Funkcjonariusze otwarci na kibiców
Pierwsi policjanci pełniący podobną funkcję pojawili się w 1985 r. w Anglii po zamieszkach na Heysel (38 ofiar śmiertelnych). Z czasem instytucja ta dotarła również i do innych krajów. Spotters to nikt inny, jak policjant, który jest równocześnie kibicem piłki nożnej. Nie ukrywa swoich związków emocjonalnych z drużyną. Nie są oni żadnymi „tajniakami”, noszą specjalnie oznaczone kamizelki i podczas zabezpieczania imprezy masowej służą swą pomocą zarówno organizatorom, jak i kibicom.
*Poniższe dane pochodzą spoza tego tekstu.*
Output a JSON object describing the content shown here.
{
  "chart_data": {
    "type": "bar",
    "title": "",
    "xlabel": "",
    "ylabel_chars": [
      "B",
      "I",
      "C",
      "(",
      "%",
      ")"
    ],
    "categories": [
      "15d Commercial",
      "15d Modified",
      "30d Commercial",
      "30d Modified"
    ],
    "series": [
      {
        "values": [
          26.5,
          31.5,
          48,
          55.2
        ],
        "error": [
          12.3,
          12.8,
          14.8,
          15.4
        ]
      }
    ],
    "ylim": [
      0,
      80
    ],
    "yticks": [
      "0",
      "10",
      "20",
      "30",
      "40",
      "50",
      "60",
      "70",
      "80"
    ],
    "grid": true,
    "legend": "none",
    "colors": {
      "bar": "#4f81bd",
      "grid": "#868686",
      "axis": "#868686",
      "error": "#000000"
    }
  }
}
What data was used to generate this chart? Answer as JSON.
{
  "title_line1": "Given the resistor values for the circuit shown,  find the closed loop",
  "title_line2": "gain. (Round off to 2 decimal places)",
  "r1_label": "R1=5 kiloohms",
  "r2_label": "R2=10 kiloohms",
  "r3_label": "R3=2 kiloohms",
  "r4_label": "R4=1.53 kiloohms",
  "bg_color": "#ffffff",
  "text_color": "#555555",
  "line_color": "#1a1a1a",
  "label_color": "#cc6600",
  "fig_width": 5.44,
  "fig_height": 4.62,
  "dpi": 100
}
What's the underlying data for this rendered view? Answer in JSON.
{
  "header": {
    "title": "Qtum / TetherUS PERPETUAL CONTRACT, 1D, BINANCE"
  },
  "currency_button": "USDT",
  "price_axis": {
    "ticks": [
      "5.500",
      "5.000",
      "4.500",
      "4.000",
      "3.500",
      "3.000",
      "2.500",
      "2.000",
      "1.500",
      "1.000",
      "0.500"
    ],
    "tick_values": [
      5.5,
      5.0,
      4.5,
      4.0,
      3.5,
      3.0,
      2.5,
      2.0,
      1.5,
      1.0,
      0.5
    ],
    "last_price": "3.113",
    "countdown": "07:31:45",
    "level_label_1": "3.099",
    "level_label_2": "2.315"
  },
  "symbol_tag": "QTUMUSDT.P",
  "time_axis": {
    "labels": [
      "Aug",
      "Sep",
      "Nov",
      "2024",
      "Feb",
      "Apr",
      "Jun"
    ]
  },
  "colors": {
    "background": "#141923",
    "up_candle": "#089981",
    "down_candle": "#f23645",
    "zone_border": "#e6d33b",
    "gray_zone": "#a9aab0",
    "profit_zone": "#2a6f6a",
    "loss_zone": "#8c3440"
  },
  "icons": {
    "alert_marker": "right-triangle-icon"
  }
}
– Są to funkcjonariusze, którzy są fanami piłki nożnej, znają specyfikę swojego klubu i jego historię oraz lokalnych kibiców. Spottersi reagują, kiedy dochodzi do sytuacji zagrożenia i realnie wpływają na zapewnienie bezpieczeństwa kibicom, którzy przychodzą na stadiony – mówił w zeszłym roku minister Mariusz Błaszczak podczas spotkania z policjantami, którzy dbali o bezpieczeństwo polskich kibiców podczas EURO 2016 we Francji.
Taki „mundurowy” ma zapewnić kibicom bezpieczeństwo oraz właściwe traktowanie podczas meczów. Ponadto jego rolą jest przyczynienie się do odzyskania ich zaufania.
– Służba spottersów będzie miała charakter wychowawczy, pomocowy oraz naprawczy, z zaakcentowaniem elementów ugody. Ich działania, niezależnie od tego, jak będą postrzegane na polskich stadionach, należy potraktować szczególnie. W dotychczasowych przedsięwzięciach Policji jest to rozwiązanie nowe, i jako takie dające nową jakość i nowe nadzieje na bezpieczne stadiony i wychowanie kolejnych pokoleń prawdziwych kibiców – widnieje w materiałach Krajowegu Punktu Informacyjnego ds. Imprez Sportowych.
Obecnie w naszym kraju pracuje około 200 spottersów. Czy będzie ich więcej? Niewykluczone, choć na lokalnych boiskach próżno ich będzie szukać, ponieważ tutaj problem chuligaństwa w zasadzie nie istnieje, a i frekwencja nie ta. Mimo to instytucja z pewnością ciekawa.